Teman-teman Tan Hok lari cerai-berai, nampaknya kacau-balau ketakutan. Pemimpin barisan Mongol tertawa bergelak-gelak,

“Ha-ha-ha-ha-ha, tikus-tikus Pek Lian pai, mampus kalian semua. Hayo kejar”.

Biarpun kelihatannya kacau-balau, sebetulnya rombongan teman-teman Tan Hok ini melarikan diri secara teratur. Mereka cerai-berai sehingga musuh menjadi kacau pula pengejaran mereka. Dan apabila ada seorang dua orang musuh terpencil, tiba-tiba yang dikejar muncul dari tempat sembunyinya dan merobohkan satu dua orang musuh dengan Pek-lian-ting. Dan akhirnya, karena memang sudah diatur lebih dulu, semua orang yang lari kacau-balau dan sebetulnya siasat untuk mengacau musuh, telah berkumpul lagi dan melarikan diri ke selatan.

Pimpinan barisan marah bukan main melihat betapa anak buahnya dipermainkan. Seorang anggauta Pek-lian-pai yang dapat dirobohkan, dia cincang dengan golok besarnya, kemudian dia memberi aba-aba kepada semua barisannya supaya mengejar terus dan membasmi habis rombongan Pek-lian-pai yang hanya terdiri dari belasan orang itu.

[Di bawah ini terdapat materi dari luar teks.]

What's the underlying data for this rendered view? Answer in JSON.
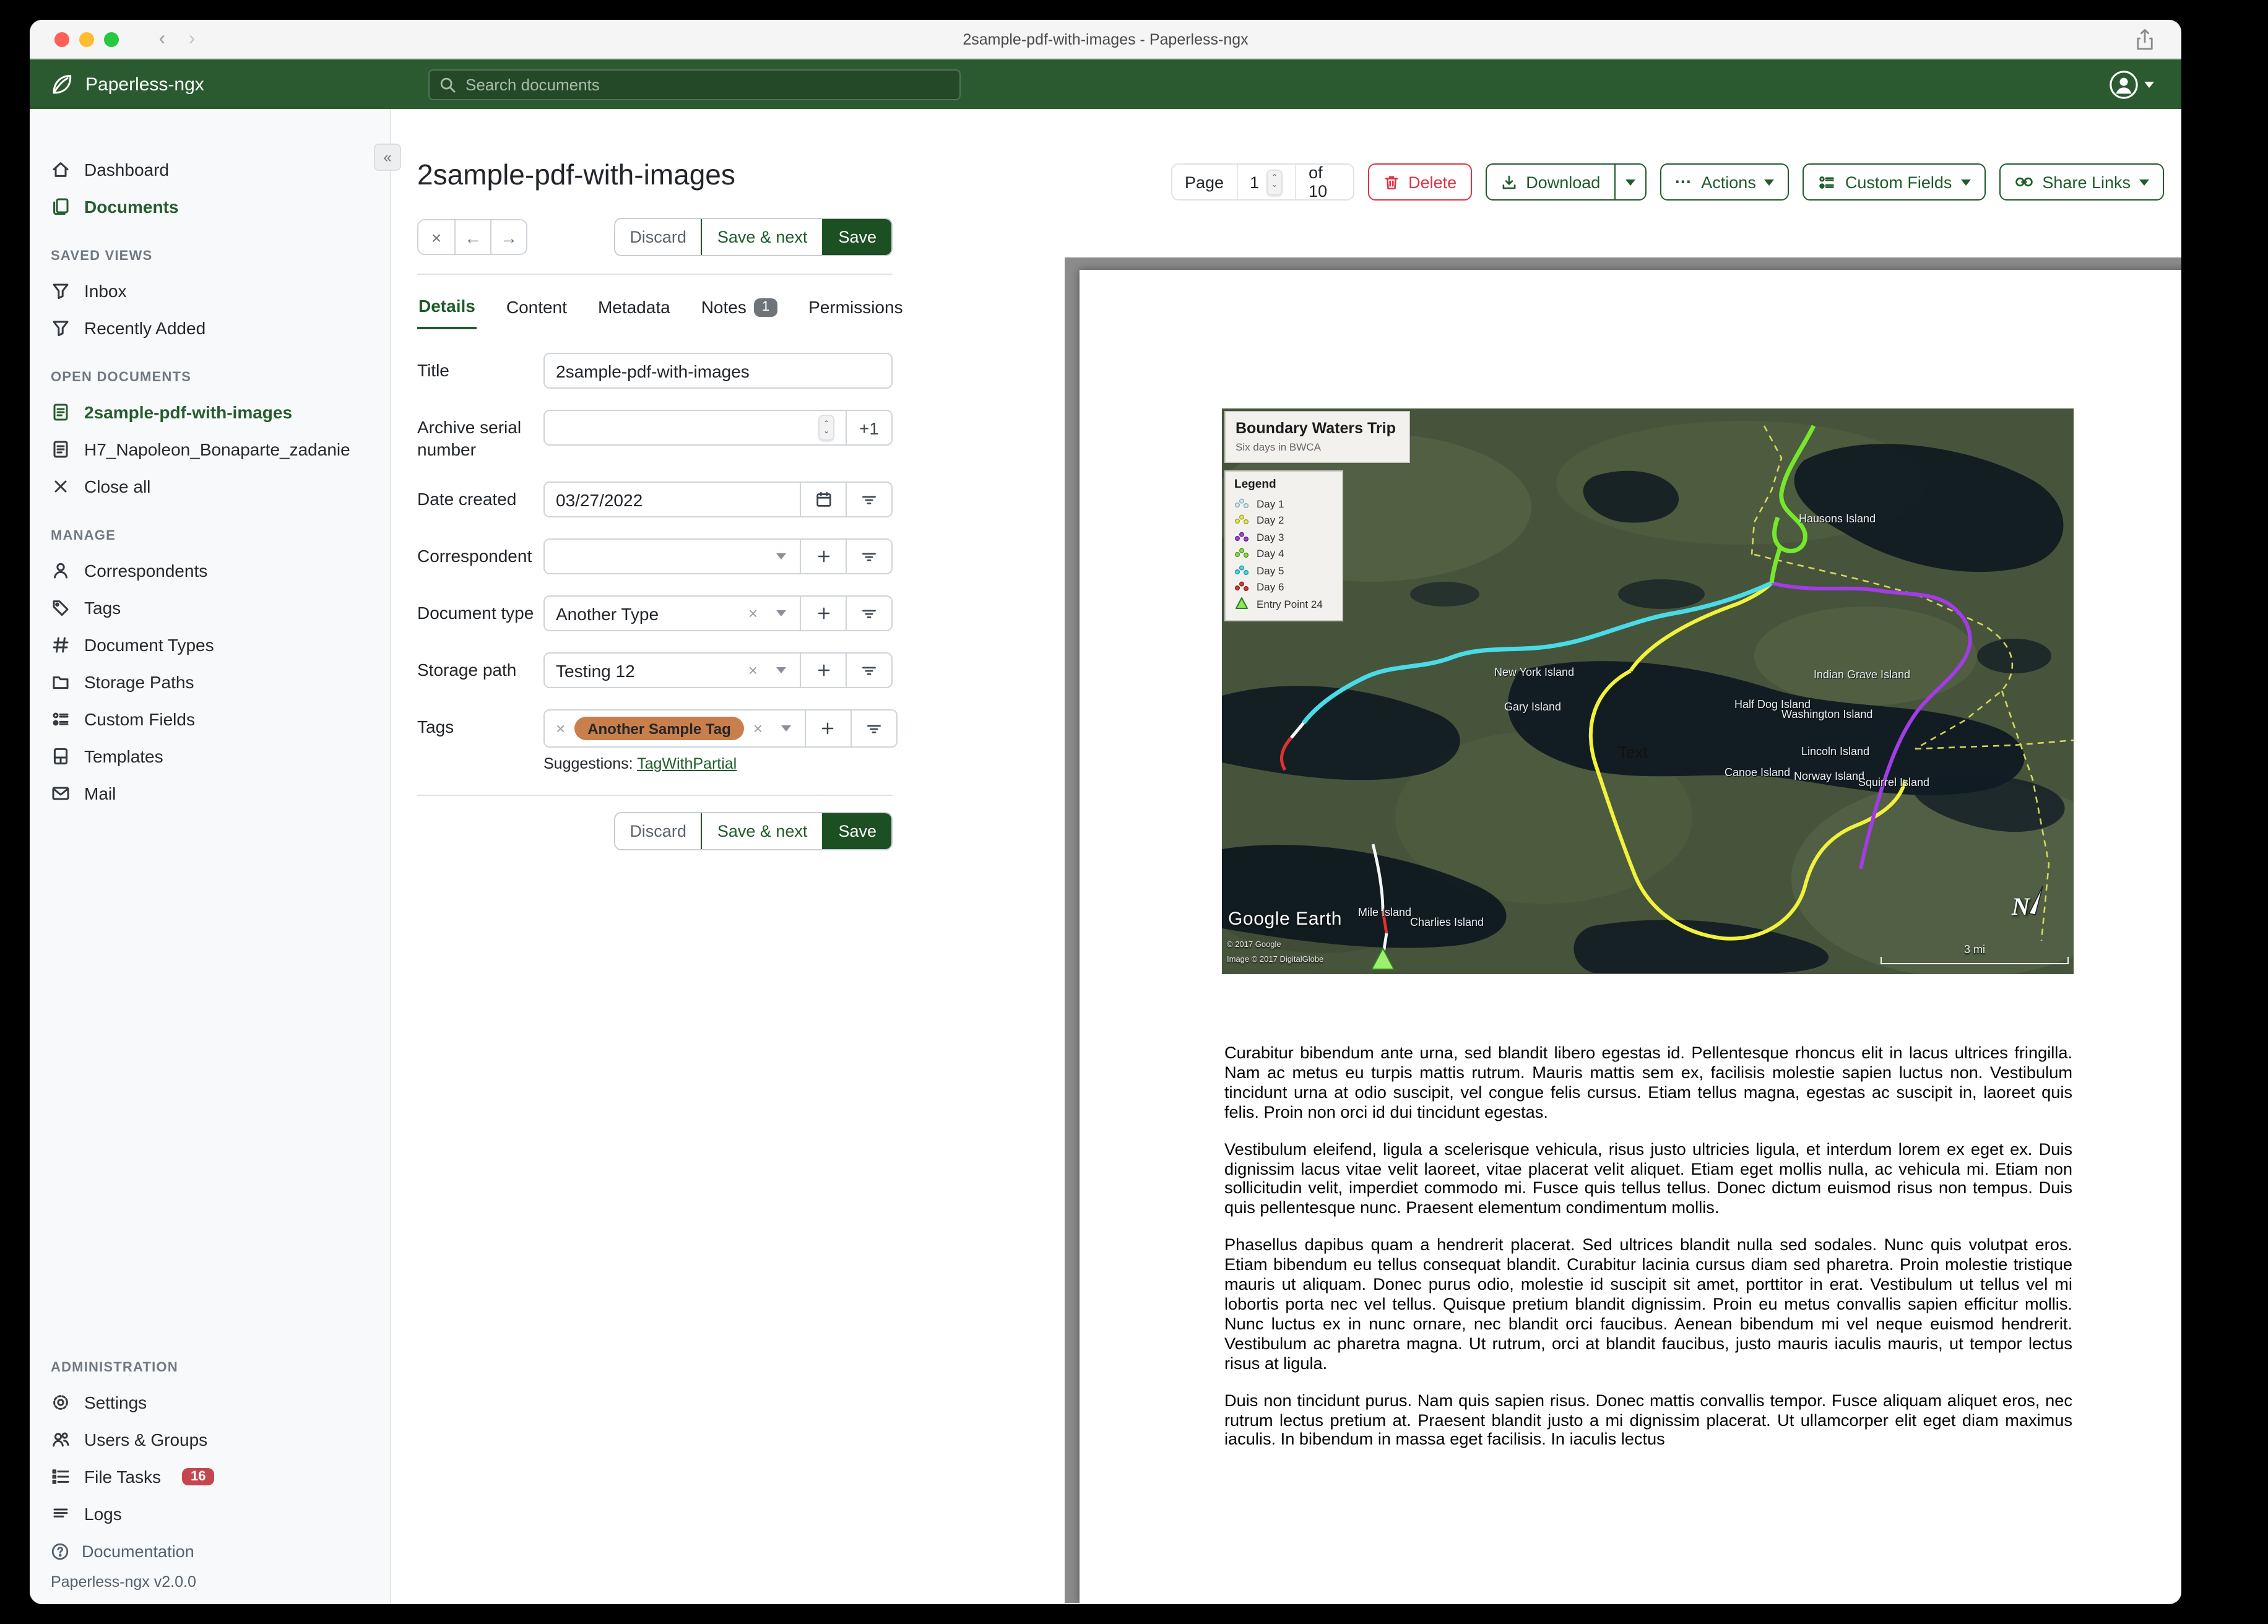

Beng San menyaksikan semua ini dengan kagum. la ikut lari pula di samping Tan Hok ketika rombongan ini lari ke selatan, dikejar dan dihujani anak panah. Tiga orang temannya roboh pula terkena anak panah. Mereka tidak mati, hanya terluka parah. Beng San ingin menolong mereka, akan tetapi Tan Hok mencegahnya, malah menghampiri tiga orang itu dan berkata.

“Saudara-saudara, teruskan siasat kita!”

Tiga orang itu tersenyum lebar, dengan muka pucat mereka mengangguk dan dengan tubuh mandi darah mereka diam-diam mempersiapkan Pek-lian-ting dan golok di tangan.

Sambil berlari-lari Beng San tak dapat menahan keinginannya untuk menengok ke belakang melihat ke arah tiga orang teman yang sudah terluka itu. Dua orang terluka dadanya tertancap anak panah, yang seorang terluka parah pahanya karena anak panah menancap dan menembus pahanya.

“Adik Beng San, tak usah menengok. Mereka akan tewas sebagai satria sejati, mereka akan gugur sebagai bunga bangsa, sebagai patriot pahlawan tanah air.”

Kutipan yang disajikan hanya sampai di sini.